AM: There is legal risk associated both with the return of results and with the decision not to return results. If an investigator does not return information that is potentially clinically relevant and that could have led to an intervention that helped the patient prevent or treat an illness, then the investigator may be exposed to liability for failing to disclose that information. On the other hand, if the investigator discloses something that is later discovered to be wrong or inaccurate, and the participant acts on that information, the investigator could be exposed to liability for negligent disclosure. In either case, the participant would have to prove that the investigator had a duty to do something (based on what the standard of care is), that that duty was breached, and that the breach of that duty caused some damages to the participant. The committee addressed this by recommending that the disclosure of research results include a disclaimer about the limited validity and reliability of research findings and that there always be a recommendation for follow-up clinical validation and counseling.
In terms of the regulation: do the tests merely need to be performed in a CLIA-certified lab? There are tests that a lab may perform that are not yet officially certified (are not on their test menu); or, the analyte may be on the test menu, but the lab may be using a method (like a research method) that is not yet validated…
Jeff Botkin (JB): Correct. The stipulation from CMS/CLIA is that results cannot be returned from non-CLIA certified labs, but this does not mean that every test conducted in a CLIA certified lab has been validated. For this reason, if an investigator proposes to return results, it will be important to have a description of the test and the results with respect to validity, whether or not the lab is CLIA certified.
Have you received any responses from the entities on your recommendations? And have they heard back from NIH regarding developing a quality management system (QMS)?
JB: We had the opportunity to present our report to a meeting at the NIH that included Francis Collins and senior staff from FDA, CMS, and OCR. We also presented the report at two meetings with congressional staff who support committees with interest in CLIA and HIPAA. We have not had any specific responses yet to the report. I will imagine that the agencies are unlikely to get back to us or the National Academies so we will have to keep an eye on the agencies.
What about letting participants know that an unanticipated finding was seen in a non-CLIA lab result, so we recommend they follow up with their doctor to get a CLIA-certified test?
JB: Yes, this approach is exactly what we hope to enable. At the present time, CMS prohibits this approach because any communication about results is considered a return of results. There are complexities to this approach because the clinical test might be expensive, leading participants to rely on the non-CLIA lab result rather than spend the money.
Can you say something more about what nonclinical interests participants might have in receiving results? What kinds of interests should investigators be open to considering?
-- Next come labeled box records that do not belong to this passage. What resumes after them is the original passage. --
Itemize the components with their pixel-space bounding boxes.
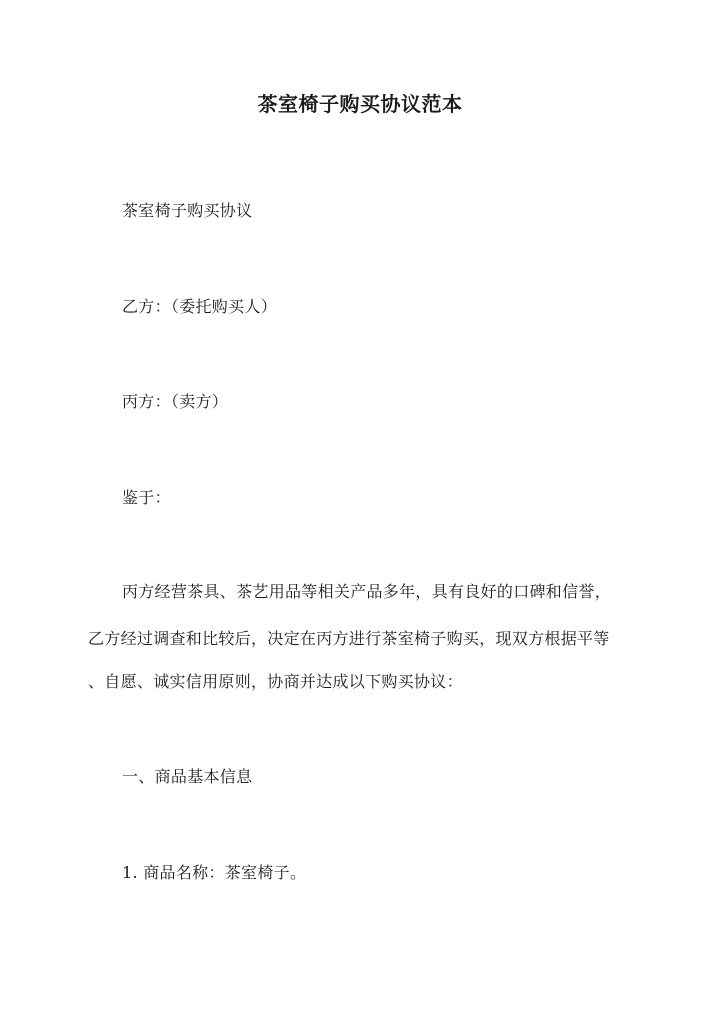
paragraph-line-2: 乙方经过调查和比较后，决定在丙方进行茶室椅子购买，现双方根据平等 <box>88 629 610 648</box>
item-1-line: 1. 商品名称：茶室椅子。 <box>122 863 307 882</box>
agreement-heading: 茶室椅子购买协议 <box>122 201 253 220</box>
section-1-title: 一、商品基本信息 <box>122 767 253 786</box>
party-c-line: 丙方：（卖方） <box>122 392 229 411</box>
whereas-line: 鉴于： <box>122 488 171 507</box>
paragraph-line-3: 、自愿、诚实信用原则，协商并达成以下购买协议： <box>88 672 463 691</box>
paragraph-line-1: 丙方经营茶具、茶艺用品等相关产品多年，具有良好的口碑和信誉， <box>122 582 612 601</box>
document-title: 茶室椅子购买协议范本 <box>257 92 463 116</box>
party-b-line: 乙方：（委托购买人） <box>122 297 278 316</box>
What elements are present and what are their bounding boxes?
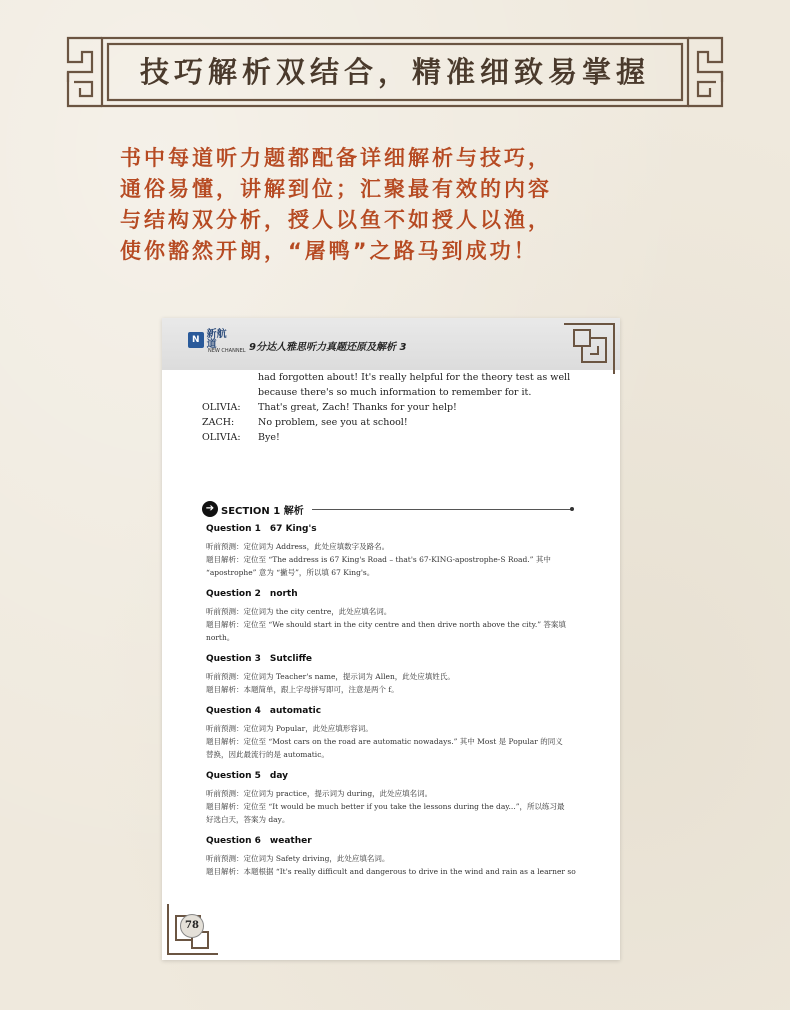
section-title: SECTION 1 解析: [221, 505, 304, 517]
question-heading: [206, 524, 578, 534]
question-item: [206, 589, 578, 644]
dialogue-text: No problem, see you at school!: [258, 417, 408, 428]
dialogue-text: Bye!: [258, 432, 280, 443]
section-arrow-icon: ➔: [202, 501, 218, 517]
dialogue: [202, 370, 602, 445]
question-answer: day: [269, 771, 289, 781]
book-title: 9分达人雅思听力真题还原及解析 3: [249, 342, 407, 353]
question-label: Question 6: [206, 836, 261, 846]
explanation-line: “apostrophe” 意为 “撇号”，所以填 67 King's。: [206, 568, 375, 577]
dialogue-text: That's great, Zach! Thanks for your help!: [258, 402, 457, 413]
logo-subtext: NEW CHANNEL: [208, 348, 246, 354]
logo-text: 新航道: [206, 329, 227, 350]
question-heading: [206, 836, 578, 846]
dialogue-line: [202, 400, 602, 415]
explanation-line: 题目解析：定位至 “It would be much better if you take the lessons during the day...”，所以练习最: [206, 802, 565, 811]
explanation-line: 替换，因此最流行的是 automatic。: [206, 750, 329, 759]
question-label: Question 4: [206, 706, 261, 716]
speaker: OLIVIA:: [202, 402, 241, 413]
intro-line: 通俗易懂，讲解到位；汇聚最有效的内容: [120, 177, 552, 201]
speaker: ZACH:: [202, 417, 235, 428]
corner-lattice-icon: [562, 318, 620, 376]
explanation-line: 好选白天，答案为 day。: [206, 815, 290, 824]
question-list: [206, 524, 578, 888]
question-heading: [206, 706, 578, 716]
intro-line: 书中每道听力题都配备详细解析与技巧，: [120, 146, 552, 170]
speaker: OLIVIA:: [202, 432, 241, 443]
explanation-line: 听前预测：定位词为 Address，此处应填数字及路名。: [206, 542, 390, 551]
banner-title: 技巧解析双结合，精准细致易掌握: [139, 55, 650, 89]
question-item: [206, 654, 578, 696]
question-label: Question 5: [206, 771, 261, 781]
explanation-line: 听前预测：定位词为 practice，提示词为 during，此处应填名词。: [206, 789, 433, 798]
logo-mark-icon: N: [188, 332, 204, 348]
dialogue-text: because there's so much information to remember for it.: [258, 387, 532, 398]
question-heading: [206, 589, 578, 599]
question-answer: Sutcliffe: [269, 654, 312, 664]
question-answer: north: [269, 589, 298, 599]
speaker: [202, 385, 258, 400]
page-header: [162, 318, 620, 370]
intro-line: 使你豁然开朗，“屠鸭”之路马到成功！: [120, 239, 538, 263]
dialogue-line: [202, 385, 602, 400]
publisher-logo: [188, 330, 236, 350]
question-label: Question 1: [206, 524, 261, 534]
explanation-line: 题目解析：本题根据 “It's really difficult and dangerous to drive in the wind and rain as a learner so: [206, 867, 576, 876]
question-item: [206, 706, 578, 761]
book-page: [162, 318, 620, 960]
explanation-line: 题目解析：定位至 “Most cars on the road are automatic nowadays.” 其中 Most 是 Popular 的同义: [206, 737, 563, 746]
dialogue-line: [202, 430, 602, 445]
explanation-line: 题目解析：定位至 “The address is 67 King's Road – that's 67-KING-apostrophe-S Road.” 其中: [206, 555, 551, 564]
question-heading: [206, 654, 578, 664]
title-banner: [62, 32, 728, 112]
question-answer: 67 King's: [269, 524, 317, 534]
question-item: [206, 836, 578, 878]
question-answer: weather: [269, 836, 312, 846]
page-number: 78: [180, 914, 204, 938]
question-item: [206, 524, 578, 579]
explanation-line: 听前预测：定位词为 Popular，此处应填形容词。: [206, 724, 373, 733]
explanation-line: 听前预测：定位词为 the city centre，此处应填名词。: [206, 607, 392, 616]
question-label: Question 2: [206, 589, 261, 599]
dialogue-text: had forgotten about! It's really helpful for the theory test as well: [258, 372, 571, 383]
explanation-line: north。: [206, 633, 235, 642]
question-item: [206, 771, 578, 826]
dialogue-line: [202, 415, 602, 430]
question-label: Question 3: [206, 654, 261, 664]
explanation-line: 听前预测：定位词为 Teacher's name，提示词为 Allen，此处应填姓氏。: [206, 672, 455, 681]
section-rule: [312, 509, 572, 510]
section-heading: [202, 501, 572, 517]
explanation-line: 题目解析：本题简单，跟上字母拼写即可，注意是两个 f。: [206, 685, 399, 694]
intro-line: 与结构双分析，授人以鱼不如授人以渔，: [120, 208, 552, 232]
explanation-line: 题目解析：定位至 “We should start in the city centre and then drive north above the city.” 答案填: [206, 620, 566, 629]
intro-paragraph: [120, 143, 680, 267]
question-heading: [206, 771, 578, 781]
speaker: [202, 370, 258, 385]
dialogue-line: [202, 370, 602, 385]
question-answer: automatic: [269, 706, 322, 716]
explanation-line: 听前预测：定位词为 Safety driving，此处应填名词。: [206, 854, 390, 863]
JB: Because our focus was on biospecimen research, most research results will have some health implication. However, some biobanks are using heritage markers to supplement the participant’s self-report of race/ethnicity. This type of result would be of interest to many people. There are also quasi-clinical findings such as exposure to a pesticide for field workers. Here they may be no clinical response to the results unless they are at an alert level, but people would like to know. We might also imagine that people would be curious about results from pharmacokinetics studies just to learn about their bodies and how their response to a drug differs from others. Another quasi-nonclinical result is normal laboratory results from screening tests. Some investigators might just return results when they are abnormal but participants often would appreciate all results. For non-biospecimen research, participants might want to know how they scored on knowledge/attitude/behavior tests compared to others.
PRIM&R thanks Dr. Botkin and Dr. McGuire for sharing their expertise.